In the acute phase of the disease, the patient’s serum cytokine levels of IL-6, IL-7, IL-10, IL-12p70, IL-15, IL-16, soluble tumor necrosis factor receptors I and II (sTNF-R I/II), VEGF, neopterin, interferon gamma-induced protein 10 (IP-10), macrophage inflammatory protein 1β (MIP-1β), eotaxin-3 and monocyte chemoattractant protein 1 (MCP-1) were elevated (Table 1). After initiation of TCZ therapy, serum IL-6 levels increased because of IL-6 receptor blocking by TCZ (Figure 3). After repeated TCZ infusions, most of the serum and plasma cytokine/chemokine levels decreased, including IL-6. When TCZ therapy was discontinued because of steroid psychosis and toxic epidermal necrolysis, cytokine levels transiently increased. After restarting TCZ therapy, cytokine levels decreased once more (Figure 3).

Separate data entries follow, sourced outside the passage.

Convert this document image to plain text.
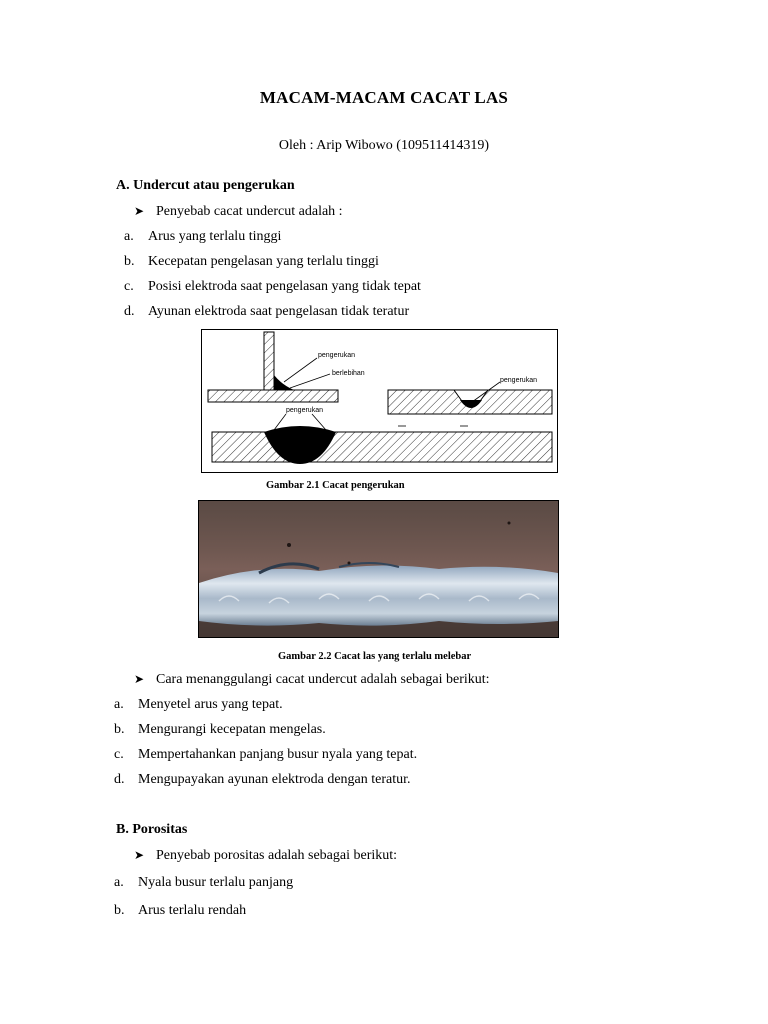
MACAM-MACAM CACAT LAS
Oleh : Arip Wibowo (109511414319)
A. Undercut atau pengerukan
➤ Penyebab cacat undercut adalah :
a. Arus yang terlalu tinggi
b. Kecepatan pengelasan yang terlalu tinggi
c. Posisi elektroda saat pengelasan yang tidak tepat
d. Ayunan elektroda saat pengelasan tidak teratur
pengerukan
berlebihan
pengerukan
pengerukan
Gambar 2.1 Cacat pengerukan
Gambar 2.2 Cacat las yang terlalu melebar
➤ Cara menanggulangi cacat undercut adalah sebagai berikut:
a. Menyetel arus yang tepat.
b. Mengurangi kecepatan mengelas.
c. Mempertahankan panjang busur nyala yang tepat.
d. Mengupayakan ayunan elektroda dengan teratur.
B. Porositas
➤ Penyebab porositas adalah sebagai berikut:
a. Nyala busur terlalu panjang
b. Arus terlalu rendah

Aspiration of ascites was performed twice with a total volume of 11.2 L removed. IL-6 and VEGF levels in the ascitic fluid were extremely high (Table 1).

Serum and plasma concentrations of IL-6, IL-18, tumor necrosis factor α (TNF-α), sTNF-R I/II, VEGF and neopterin were determined by using the following enzyme-linked immunosorbent assay (ELISA) kits: neopterin (IBL, Hamburg, Germany); IL-6, TNF-α, sTNF-R I/II and VEGF (R&D Systems Inc., Minneapolis, MN, USA); and IL-18 (MBL, Nagoya, Japan). Other cytokines/chemokines were determined by electrochemiluminescence immunoassay (MSD, Rockville, MD, USA).